Critically assessment

  • To begin with, there have only been two nationwide loan waiver programmes in India after Independence: in 1990 and 2008.
  • The accompanying image gives data on agricultural non-performing assets (NPAs) of banks before and after the 2008 waiver, and throws up two conclusions.
  • First, farmers are most disciplined in their repayment behaviour. In September 2018, agricultural NPAs (about 8%) were far lower than in industry (about 21%).
  • The furthermore, agricultural NPAs were on a continuous decline between 2001 and 2008.
  • Second, there is no evidence to argue that the 2008 waiver led to a rise in default rates among farmers.
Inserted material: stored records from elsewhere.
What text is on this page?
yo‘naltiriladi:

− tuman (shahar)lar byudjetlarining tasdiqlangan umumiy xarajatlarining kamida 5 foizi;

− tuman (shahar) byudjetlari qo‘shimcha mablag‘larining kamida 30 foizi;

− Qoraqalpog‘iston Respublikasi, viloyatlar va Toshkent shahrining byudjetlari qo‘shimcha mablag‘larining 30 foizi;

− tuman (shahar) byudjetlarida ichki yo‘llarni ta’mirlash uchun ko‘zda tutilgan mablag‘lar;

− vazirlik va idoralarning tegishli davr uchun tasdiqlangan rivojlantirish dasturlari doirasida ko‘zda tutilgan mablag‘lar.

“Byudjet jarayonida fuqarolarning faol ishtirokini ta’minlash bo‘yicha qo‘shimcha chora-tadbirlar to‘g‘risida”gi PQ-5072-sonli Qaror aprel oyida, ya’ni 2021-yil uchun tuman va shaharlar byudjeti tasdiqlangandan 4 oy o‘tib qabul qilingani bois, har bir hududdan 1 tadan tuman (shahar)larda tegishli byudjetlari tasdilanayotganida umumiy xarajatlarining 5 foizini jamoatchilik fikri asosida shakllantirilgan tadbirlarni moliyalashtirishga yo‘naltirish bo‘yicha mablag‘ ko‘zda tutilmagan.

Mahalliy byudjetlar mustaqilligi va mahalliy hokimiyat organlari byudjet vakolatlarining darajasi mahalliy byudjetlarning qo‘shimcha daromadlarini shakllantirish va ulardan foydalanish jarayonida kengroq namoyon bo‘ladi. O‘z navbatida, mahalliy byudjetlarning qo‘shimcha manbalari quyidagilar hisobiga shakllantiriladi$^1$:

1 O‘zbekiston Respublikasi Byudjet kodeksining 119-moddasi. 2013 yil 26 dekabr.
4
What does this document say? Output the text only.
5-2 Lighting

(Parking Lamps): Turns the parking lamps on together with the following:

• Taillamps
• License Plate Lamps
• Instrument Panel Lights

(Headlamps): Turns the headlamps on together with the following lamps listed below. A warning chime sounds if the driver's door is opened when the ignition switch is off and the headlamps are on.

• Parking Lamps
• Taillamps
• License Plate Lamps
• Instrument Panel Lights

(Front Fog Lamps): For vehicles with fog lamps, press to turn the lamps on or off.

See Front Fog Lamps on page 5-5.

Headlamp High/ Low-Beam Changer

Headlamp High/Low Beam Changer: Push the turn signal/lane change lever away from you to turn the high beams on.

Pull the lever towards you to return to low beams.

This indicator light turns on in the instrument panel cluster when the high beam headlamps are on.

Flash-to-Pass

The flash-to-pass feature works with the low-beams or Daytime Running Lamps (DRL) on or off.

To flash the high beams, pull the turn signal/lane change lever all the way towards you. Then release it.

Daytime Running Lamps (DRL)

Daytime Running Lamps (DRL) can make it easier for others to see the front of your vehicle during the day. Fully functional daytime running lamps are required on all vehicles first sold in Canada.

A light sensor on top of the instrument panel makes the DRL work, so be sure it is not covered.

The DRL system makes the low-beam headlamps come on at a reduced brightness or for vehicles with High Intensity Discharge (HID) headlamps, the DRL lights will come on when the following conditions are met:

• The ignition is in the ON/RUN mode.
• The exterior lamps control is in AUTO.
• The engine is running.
The lowest of all NPAs after 2001 was recorded in March 2009 (2.1%), which was just after the implementation of the 2008 scheme.
  • The reason was the government’s cleaning up of the account books of banks.
  • Once this was complete, it was totally expected that NPAs would rise again to settle at a slightly higher level.
  • This was exactly what had happened: agricultural NPAs rose and settled at about 5% by 2011.

Rising NPAs

  • For two reasons, the rise of agricultural NPAs, from 2% to 5%, is no evidence for indiscipline in farmer repayment behaviour.
  • NPAs in agriculture remained stable at around 4 to 5% between 2011 and 2015. This was despite the fact that agricultural growth averaged just 1.5% between 2011 and 2015.
  • D. Subbarao, the former Reserve Bank of India Governor, had pointed out in a 2012 speech that the rise in agricultural NPAs between 2009 and 2011 was due to the “general economic slowdown” after 2009 and the introduction of new norms in the “system-wide identification of NPAs”.

Way forward

  • While loan waiver schemes are like a band-aid on a wound, it is the larger agrarian distress that demands urgent policy attention.
  • Unless there are steps ‘to raise productivity, reduce costs of cultivation by providing quality inputs at subsidised rates, provide remunerative prices following the recommendations of the Swaminathan Commission.
  • It ensure assured procurement of output, expand access to institutional credit, enhance public investment for infrastructural development, institute effective crop insurance systems and establish affordable scientific storage facilities and agro-processing industries for value addition’,
  • The farmers will continue to be bonded to low income equilibrium and repeated debt traps.